Hello, dear friend, you can consult us at any time if you have any questions, add WeChat: daixieit

CSE 509

Homework 2

Multi-resolution Image Decompositions

Submit MATLAB/other source code, which when run displays the required outputs andyour analysis and comments in a reportproperlyformatted in MS Word and submitted in PDFfile. You can choose the input imagesfrom the ones provided infolder HW2_images.

1 - Gaussian Pyramid (Filtering, Decimation) [40pt]:

Using image calendar.jpg in folder multires, do the following:

a)   Crop the image so that the length and width are powers of 2, extract the gray level image for the following steps.

b)  Define a 5x5 circularly symmetric Gaussian filter and use it to construct a 3-level Gaussian pyramid.  To construct the pyramid, you need to filter the given image by the Gaussian filter. Then, using function imresize(), apply 2x2 subsampling (i.e. downscale by 0.5) in both horizontal and vertical directions to form the second level of the pyramid. Repeat the process to form the third level.

c)  Do the same by using a 7x7 box-car filter, i.e. (1/49) * ones (7,7).  Look at the outputs of each level and explain which one is better and why?

2 - Laplacian Pyramid (Image Differencing)[30pt]:

 

In order to construct a Laplacian pyramid, we simply take the difference between the Gaussian filtered image and the unfiltered image in the same level of Gaussian pyramid to form difference images h0, h1, h2  at each level as shown in the Figure above. Thus, a 4-level Laplacian pyramid consists  of  one  low  resolution  picture  and  three  successively  larger  difference  images,  i.e.,  h0 , h1 , h2 , f 3 }.

Recover the full-resolution image by adding the difference images to the interpolated images at each level successively. Include the two images, original and reconstructed image in your report.

Using the image couple.jpg in folder bilateral and filter using Matlab’s imbilatfilt() carry out the following:

•   Read the image and convert it to double precision gray level with values normalized to 0.0 to 1.0

•   Filter the gray level image using the default values for arguments degreeOfSmoothing and   spatialSigma. Read the Matlab help for imbilatfilt to learn the details, and to learn how to     change those parameters. Use imshow() to display the filtered image, and inspect the results.

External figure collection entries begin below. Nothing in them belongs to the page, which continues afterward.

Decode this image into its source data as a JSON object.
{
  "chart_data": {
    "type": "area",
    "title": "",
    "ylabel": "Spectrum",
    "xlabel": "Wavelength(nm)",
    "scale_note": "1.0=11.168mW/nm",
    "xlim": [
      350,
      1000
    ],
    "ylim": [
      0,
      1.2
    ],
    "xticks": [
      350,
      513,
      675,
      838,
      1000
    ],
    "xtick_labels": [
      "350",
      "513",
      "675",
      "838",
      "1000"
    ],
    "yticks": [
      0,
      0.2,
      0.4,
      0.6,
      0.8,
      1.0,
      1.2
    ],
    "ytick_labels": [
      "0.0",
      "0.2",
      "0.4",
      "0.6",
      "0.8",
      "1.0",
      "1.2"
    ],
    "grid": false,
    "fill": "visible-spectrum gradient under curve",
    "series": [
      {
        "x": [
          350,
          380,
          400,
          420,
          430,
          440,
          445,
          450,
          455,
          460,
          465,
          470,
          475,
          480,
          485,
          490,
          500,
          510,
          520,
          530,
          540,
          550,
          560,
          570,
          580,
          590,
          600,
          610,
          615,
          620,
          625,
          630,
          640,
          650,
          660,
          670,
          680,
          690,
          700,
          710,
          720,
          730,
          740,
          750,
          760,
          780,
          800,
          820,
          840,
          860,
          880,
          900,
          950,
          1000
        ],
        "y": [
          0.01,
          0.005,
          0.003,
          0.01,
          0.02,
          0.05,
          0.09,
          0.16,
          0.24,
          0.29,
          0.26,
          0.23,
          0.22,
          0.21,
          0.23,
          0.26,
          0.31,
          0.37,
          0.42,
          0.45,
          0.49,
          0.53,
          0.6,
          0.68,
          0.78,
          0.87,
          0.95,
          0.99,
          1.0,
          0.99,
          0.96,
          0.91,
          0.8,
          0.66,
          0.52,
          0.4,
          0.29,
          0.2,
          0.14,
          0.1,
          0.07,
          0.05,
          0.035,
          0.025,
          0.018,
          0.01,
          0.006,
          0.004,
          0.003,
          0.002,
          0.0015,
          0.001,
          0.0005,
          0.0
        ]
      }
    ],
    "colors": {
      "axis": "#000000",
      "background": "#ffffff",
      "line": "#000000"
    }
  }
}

•   Recover the filtered RGB image:

o Convert the original RGB image to Ycbcr (use rgb2ycbcr(), and replace the Y         component with the filtered gray level image. Be careful to convert the filtered gray level back to uint8 with max value 255, before replacing.

o Display the filtered RGB image and describe the results

•   Improve the filtered RGB image: since you figured out the default parameters, now go        ahead and experiment making changes to them (increase the param values up/down one at a time and together) to modify the result observed in the gray level using default params.       When you get a result that you think is better (e.g. more noise reduction and/or better           edges), do as before to put the improved gray level image back into the original RGB and

see the improvement in RGB. Compare the original RGB, the default bilateral filtered RGB, and the improved RGB using your parameters.

What to submit

1.   Matlab/Python code: Your code must run to display the required output images

2.   Your PDF report must include snapshots of the images and your answers, observations, and comments as required for each question

HINTS:

•   Review the theory of multiscale representations and bilateral filter before doing the work.    See alsohttps://medium.com/jun94-devpblog/cv-4-multi-scale-representation-gaussian-and- laplacian-pyramid-527ca4c4831cfor further information.

•   When done, try out with the other images provided, so you can improve your knowledge of the subject.